Tuesday 12 January 2010

Sport terms we could do without!

My spite for watching sports isn't new, but posting this fact on my blog is. I know I'm going to get some hate mail for this, but I really don't mind anymore. I must let out the truth some time and the truth is this—I hate watching sports. Playing a sport makes sense to me since it helps in keeping you fit and all, but watching a bunch of sweaty guys keeping fit on TV and cheering for them while you stuff your face with food, isn't really happening! So, there it is finally!

I dislike watching sports as much as I do hearing some lame terms they use in sports "lingo". I hear some of these terms and wonder why they didn't hire a clever ad agency to think of more orginal names instead. Or simply, just hire me! Blah!
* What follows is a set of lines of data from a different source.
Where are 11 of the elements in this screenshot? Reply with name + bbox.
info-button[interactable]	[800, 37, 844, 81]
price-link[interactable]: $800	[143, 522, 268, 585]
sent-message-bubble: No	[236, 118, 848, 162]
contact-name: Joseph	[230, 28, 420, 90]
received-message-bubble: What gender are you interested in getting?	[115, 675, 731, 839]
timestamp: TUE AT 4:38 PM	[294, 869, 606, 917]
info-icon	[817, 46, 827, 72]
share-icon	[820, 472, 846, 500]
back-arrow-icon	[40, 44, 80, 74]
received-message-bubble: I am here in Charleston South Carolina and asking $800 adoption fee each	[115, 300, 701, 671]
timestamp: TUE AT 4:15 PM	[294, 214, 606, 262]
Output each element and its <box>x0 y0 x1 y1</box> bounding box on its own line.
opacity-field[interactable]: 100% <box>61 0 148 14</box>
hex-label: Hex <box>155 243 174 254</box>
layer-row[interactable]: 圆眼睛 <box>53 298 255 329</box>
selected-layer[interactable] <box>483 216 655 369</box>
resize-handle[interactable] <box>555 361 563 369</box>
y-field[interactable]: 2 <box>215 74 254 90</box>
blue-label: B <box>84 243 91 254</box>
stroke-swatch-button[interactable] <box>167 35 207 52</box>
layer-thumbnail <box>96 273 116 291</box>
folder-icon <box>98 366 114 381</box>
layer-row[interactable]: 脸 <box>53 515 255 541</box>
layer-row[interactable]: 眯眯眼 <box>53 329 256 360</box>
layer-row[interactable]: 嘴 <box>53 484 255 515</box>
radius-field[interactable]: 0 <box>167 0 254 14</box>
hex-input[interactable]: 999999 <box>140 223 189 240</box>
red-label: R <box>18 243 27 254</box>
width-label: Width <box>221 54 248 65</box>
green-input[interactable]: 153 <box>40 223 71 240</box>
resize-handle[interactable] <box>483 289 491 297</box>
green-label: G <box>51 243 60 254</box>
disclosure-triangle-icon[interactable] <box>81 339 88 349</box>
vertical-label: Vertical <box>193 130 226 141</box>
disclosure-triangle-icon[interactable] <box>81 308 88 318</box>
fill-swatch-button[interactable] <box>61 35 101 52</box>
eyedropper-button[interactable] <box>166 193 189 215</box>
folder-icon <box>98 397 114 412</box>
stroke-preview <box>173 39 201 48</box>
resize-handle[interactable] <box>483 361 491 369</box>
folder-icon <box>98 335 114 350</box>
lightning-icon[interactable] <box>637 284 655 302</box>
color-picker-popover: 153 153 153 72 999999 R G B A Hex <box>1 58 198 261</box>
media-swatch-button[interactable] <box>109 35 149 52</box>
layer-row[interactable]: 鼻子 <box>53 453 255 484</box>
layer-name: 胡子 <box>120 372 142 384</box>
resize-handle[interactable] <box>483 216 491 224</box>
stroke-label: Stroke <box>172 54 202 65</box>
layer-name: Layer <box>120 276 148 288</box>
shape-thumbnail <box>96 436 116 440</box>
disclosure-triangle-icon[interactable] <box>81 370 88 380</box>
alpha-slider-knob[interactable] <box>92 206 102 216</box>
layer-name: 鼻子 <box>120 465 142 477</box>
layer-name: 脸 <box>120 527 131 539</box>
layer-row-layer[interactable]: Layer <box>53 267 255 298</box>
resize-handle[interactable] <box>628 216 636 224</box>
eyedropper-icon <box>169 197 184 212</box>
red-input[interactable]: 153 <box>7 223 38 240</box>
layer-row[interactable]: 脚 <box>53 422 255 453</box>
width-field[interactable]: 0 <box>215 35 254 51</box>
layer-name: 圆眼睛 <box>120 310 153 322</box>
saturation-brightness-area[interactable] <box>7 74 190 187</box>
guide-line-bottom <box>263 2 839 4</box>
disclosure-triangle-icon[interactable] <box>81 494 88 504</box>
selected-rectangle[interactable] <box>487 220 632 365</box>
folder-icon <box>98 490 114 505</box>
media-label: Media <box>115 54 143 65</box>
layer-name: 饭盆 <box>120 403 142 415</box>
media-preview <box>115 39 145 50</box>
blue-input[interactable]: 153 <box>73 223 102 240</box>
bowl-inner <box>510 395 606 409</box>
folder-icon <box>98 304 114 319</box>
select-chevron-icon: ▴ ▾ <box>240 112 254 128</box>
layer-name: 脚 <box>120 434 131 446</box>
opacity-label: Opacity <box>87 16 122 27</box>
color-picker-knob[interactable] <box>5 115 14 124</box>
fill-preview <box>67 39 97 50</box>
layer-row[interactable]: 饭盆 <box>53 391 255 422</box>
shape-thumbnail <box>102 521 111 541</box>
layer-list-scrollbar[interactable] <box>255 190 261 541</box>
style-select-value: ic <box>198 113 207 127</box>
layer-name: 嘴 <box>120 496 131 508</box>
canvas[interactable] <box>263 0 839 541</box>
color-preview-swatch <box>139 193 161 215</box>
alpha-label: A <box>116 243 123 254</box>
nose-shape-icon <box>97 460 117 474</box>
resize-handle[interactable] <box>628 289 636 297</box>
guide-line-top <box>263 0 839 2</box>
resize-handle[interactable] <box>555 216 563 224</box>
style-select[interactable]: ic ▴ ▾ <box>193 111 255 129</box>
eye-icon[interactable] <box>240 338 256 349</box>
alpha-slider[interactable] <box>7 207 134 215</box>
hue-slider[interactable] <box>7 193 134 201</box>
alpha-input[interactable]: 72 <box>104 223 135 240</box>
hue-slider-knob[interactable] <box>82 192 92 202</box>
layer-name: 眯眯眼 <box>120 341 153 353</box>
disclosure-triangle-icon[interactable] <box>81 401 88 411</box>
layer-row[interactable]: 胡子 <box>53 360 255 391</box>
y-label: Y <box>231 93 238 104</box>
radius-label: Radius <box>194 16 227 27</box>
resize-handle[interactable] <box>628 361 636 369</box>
Anyways, here's some of the sport terms that I think are pointless and should be abolished forever along with the sport that they're associated with.

1. "Match point"
This Tennis term makes me want to change channels so quickly, you won't even have time to say "Stop!" It is said so often in the one tennis match that you want to jump off a building at the end of it! And the timing is even worse! They usually say "match point" when your precisely thinking what is the point of this match. What is worse is the tone in which they say it—this dry emotionless tone that sounds so neutral it is actually more irritating that the match itself. If they have to say it so often, they might as well get a radio jockey to do it with some sort of enthusiasm in her voice! "Match point" is why I don't watch tennis. Period.

2. No Ball
What on earth is a 'no ball'? Why would they even call it that? The bowler throws the ball at the batsman and if he messes up, it's a 'no ball'. What a load of rubbish! He just threw the ball, we all saw it, it has been recorded, there are a stadium full of witnesses to it but then the umpire will make some stupid sign and say it's a 'no' ball as if it never happened.
No ball. How pessimistic a term. Whoever came up with it was probably a depressed pessimist who always saw the glass half empty. He could have named that bowling miss a 'bowler's fowl' or what have you, but no!!!!! It must be some named some negative word that will insinuate negativity in the field and depress everyone! That's why I hate cricket. Who wants to hear terms like 'no' ball on a bright sunny day, when everything is going well?

3. Scrum
This word doesn't really annoy me as much as it makes me hungry. Scrum. I don't watch rugby and don't ever plan to, but I know what a scrum means. It's when the huge, sweaty rugby players come together and do a group headlock. I don't know and don't care why they do it, but they do it in every single match. What I don't understand is why they decided to call it a scrum. It sounds like the name of a classy, chilled cocktail drink. I'll have the lobster in garlic, pepper sauce and a scrum to go with it, please! Thank you.
Scrum is just a pointless sport term that is so unmanly, that I wonder why they use it in rugby - one of the supposedly manly games!
Someone reading this, please invent a cocktail with that name please - SCRUM! Yummmm

4. Dribble
I actually don't hate this basketball term. I only think it's misused thoroughly in commentaries. If the commentator is talking about the players' sweat drops dribbling all over the court, I can understand. But they usually use it when referring to the ball. That's what ruins it for me. Sweat can dribble, water can dribble, balls....I'm not sure!

I have a list of gazillion more sport terms I don't like but they're really not worth the time and effort to even write about. So, I'm going to leave it at this.

Writing this is been too emotional for me. I need a brown paper bag to barf in.